Sue Gardner


Sue Gardner (born May 11, 1967)[2] is a Canadian journalist, not-for-profit executive and business executive. She was the executive director of the Wikimedia Foundation from December 2007 until May 2014,[3] and before that was the director of the Canadian Broadcasting Corporation's website and online news outlets.

In 2012, she was ranked as the 70th-most powerful woman in the world by Forbes magazine.[4] In 2013, she joined the board of Global Voices.[5] In May 2015, the Tor Project announced that Gardner would be assisting the project with the development of their long-term organizational strategy.[6] In 2018, she was announced as executive director of The Markup.[7] Gardner left this position in May 2019.

Gardner was born in Barbados.[1] She grew up in Port Hope, Ontario, Canada, the daughter of an Anglican priest and a school principal.[8] She received a degree in journalism from Ryerson University.[8]

Gardner began her career on Canadian Broadcasting Corporation (CBC) radio in 1990 on the program As It Happens, and worked for more than a decade as a producer, reporter and documentary maker for CBC Radio current affairs and for Newsworld International, focusing on pop culture and social issues.[9]
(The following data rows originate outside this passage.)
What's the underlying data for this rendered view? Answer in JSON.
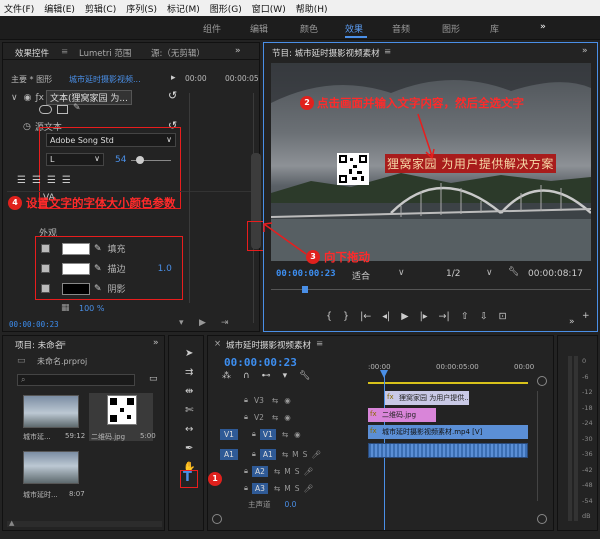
{
  "menu": [
    "文件(F)",
    "编辑(E)",
    "剪辑(C)",
    "序列(S)",
    "标记(M)",
    "图形(G)",
    "窗口(W)",
    "帮助(H)"
  ],
  "workspace_tabs": {
    "t1": "组件",
    "t2": "编辑",
    "t3": "颜色",
    "t4": "效果",
    "t5": "音频",
    "t6": "图形",
    "t7": "库",
    "more": "»"
  },
  "effect_controls": {
    "tab_active": "效果控件",
    "tab2": "Lumetri 范围",
    "tab3": "源:（无剪辑）",
    "more": "»",
    "master": "主要 * 图形",
    "sequence": "城市延时摄影视频...",
    "tc_left": "00:00",
    "tc_right": "00:00:05",
    "text_layer": "文本(狸窝家园 为...",
    "source_text": "源文本",
    "font": "Adobe Song Std",
    "style": "L",
    "size": "54",
    "appearance": "外观",
    "fill": "填充",
    "stroke": "描边",
    "stroke_val": "1.0",
    "shadow": "阴影",
    "zoom": "100 %",
    "timecode": "00:00:00:23"
  },
  "program": {
    "title": "节目: 城市延时摄影视频素材",
    "overlay_text": "狸窝家园 为用户提供解决方案",
    "timecode": "00:00:00:23",
    "fit": "适合",
    "quality": "1/2",
    "duration": "00:00:08:17"
  },
  "project": {
    "title": "项目: 未命名",
    "file": "未命名.prproj",
    "items": [
      {
        "name": "城市延...",
        "dur": "59:12"
      },
      {
        "name": "二维码.jpg",
        "dur": "5:00"
      },
      {
        "name": "城市延时...",
        "dur": "8:07"
      }
    ]
  },
  "timeline": {
    "title": "城市延时摄影视频素材",
    "timecode": "00:00:00:23",
    "ruler": [
      ":00:00",
      "00:00:05:00",
      "00:00"
    ],
    "tracks": [
      "V3",
      "V2",
      "V1",
      "A1",
      "A2",
      "A3",
      "主声道"
    ],
    "src_v": "V1",
    "src_a": "A1",
    "master_val": "0.0",
    "clip_text": "狸窝家园 为用户提供...",
    "clip_qr": "二维码.jpg",
    "clip_video": "城市延时摄影视频素材.mp4 [V]"
  },
  "meter": {
    "labels": [
      "0",
      "-6",
      "-12",
      "-18",
      "-24",
      "-30",
      "-36",
      "-42",
      "-48",
      "-54"
    ],
    "unit": "dB"
  },
  "annotations": {
    "a1": "1",
    "a2": "点击画面并输入文字内容，然后全选文字",
    "n2": "2",
    "a3": "向下拖动",
    "n3": "3",
    "a4": "设置文字的字体大小颜色参数",
    "n4": "4"
  },
  "colors": {
    "accent": "#3d8ef0",
    "annotation": "#e81d1d",
    "text_clip": "#c9c9e6",
    "qr_clip": "#d985d9",
    "video_clip": "#5b8fd6"
  }
}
In March 2006, she succeeded Claude Galipeau as senior director of the CBC website and Internet platform, CBC.ca, building its staff from 35 to 160.[10][11][12]

In May 2007, Gardner resigned from CBC, and shortly thereafter began consulting for the Wikimedia Foundation as a special advisor on operations and governance.[13] In December 2007, she was hired as the foundation's executive director.[14] Over the next two years, she oversaw growth of the staff including the addition of a fundraising team, and a move of the headquarters from St. Petersburg, Florida, to San Francisco, California. In October 2009, Gardner was named by The Huffington Post as one of ten "media game changers of the year" for the impact on new media of her work for Wikimedia.[15]